Omri was maybe the most powerful king of Israel’s northern kingdom. He built the capital city of Samaria. Artifacts from that period, like the Mesha Stele and the Black Obelisk of Shalmaneser III, refer to him and his reign. If fact, the nation of Israel was known by the Assyrians as the land of Omri. In history, he is a predominant figure.
However, the Bible only gives him eight verses (1st Kings 16:21-28). Those deal with the civil war that brought him to power, how he bought the hill that Samaria would be built on and how “did evil in the sight of the LORD, and acted more wickedly than all who were before him”. It‘s not that is doesn’t acknowledge his reign as significant (it tells us where to look to see those details) but rather it is unimportant to God’s purpose.

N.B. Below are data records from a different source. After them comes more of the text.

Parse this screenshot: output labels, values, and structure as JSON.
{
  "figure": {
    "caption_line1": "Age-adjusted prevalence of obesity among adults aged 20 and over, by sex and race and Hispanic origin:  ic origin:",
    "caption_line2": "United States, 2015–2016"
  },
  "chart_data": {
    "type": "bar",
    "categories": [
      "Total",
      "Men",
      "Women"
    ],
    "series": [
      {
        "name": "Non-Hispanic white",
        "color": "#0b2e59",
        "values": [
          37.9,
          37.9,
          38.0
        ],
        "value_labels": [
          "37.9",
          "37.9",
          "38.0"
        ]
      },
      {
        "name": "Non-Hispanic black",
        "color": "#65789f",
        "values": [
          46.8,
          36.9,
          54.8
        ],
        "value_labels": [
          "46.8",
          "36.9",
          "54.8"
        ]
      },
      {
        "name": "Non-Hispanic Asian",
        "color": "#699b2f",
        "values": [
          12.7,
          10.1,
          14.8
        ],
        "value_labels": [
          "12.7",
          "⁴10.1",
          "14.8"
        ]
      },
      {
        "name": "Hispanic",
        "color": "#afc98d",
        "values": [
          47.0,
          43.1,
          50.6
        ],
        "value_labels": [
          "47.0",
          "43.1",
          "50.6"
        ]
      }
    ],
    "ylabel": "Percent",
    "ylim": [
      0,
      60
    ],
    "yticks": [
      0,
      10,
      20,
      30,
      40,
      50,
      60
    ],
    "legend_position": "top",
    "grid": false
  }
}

Omri might have been great historically, but to God, he is rather inconsequential.
Many people think an important life is one that garners attention culturally or historically. A life that is a story people will tell. A name in the history books.
Consider what we read in Romans 14:12; “So then each one of us will give an account of himself to God.” We will all get to tell our life story before God. Each one will stand before Him with a chance to tell him what we have done. That story will be judged by Him and our fate will be determined. What will impress him? Our mighty deeds? The power we acquired? The battles we won? Or rather will it be the right or wrong we did?
People talk about how history will judge them. I don’t think that is what we really should be concerned with. God will be our judge, no matter if the future world forgets all about us.
He must be the one that we please with our story.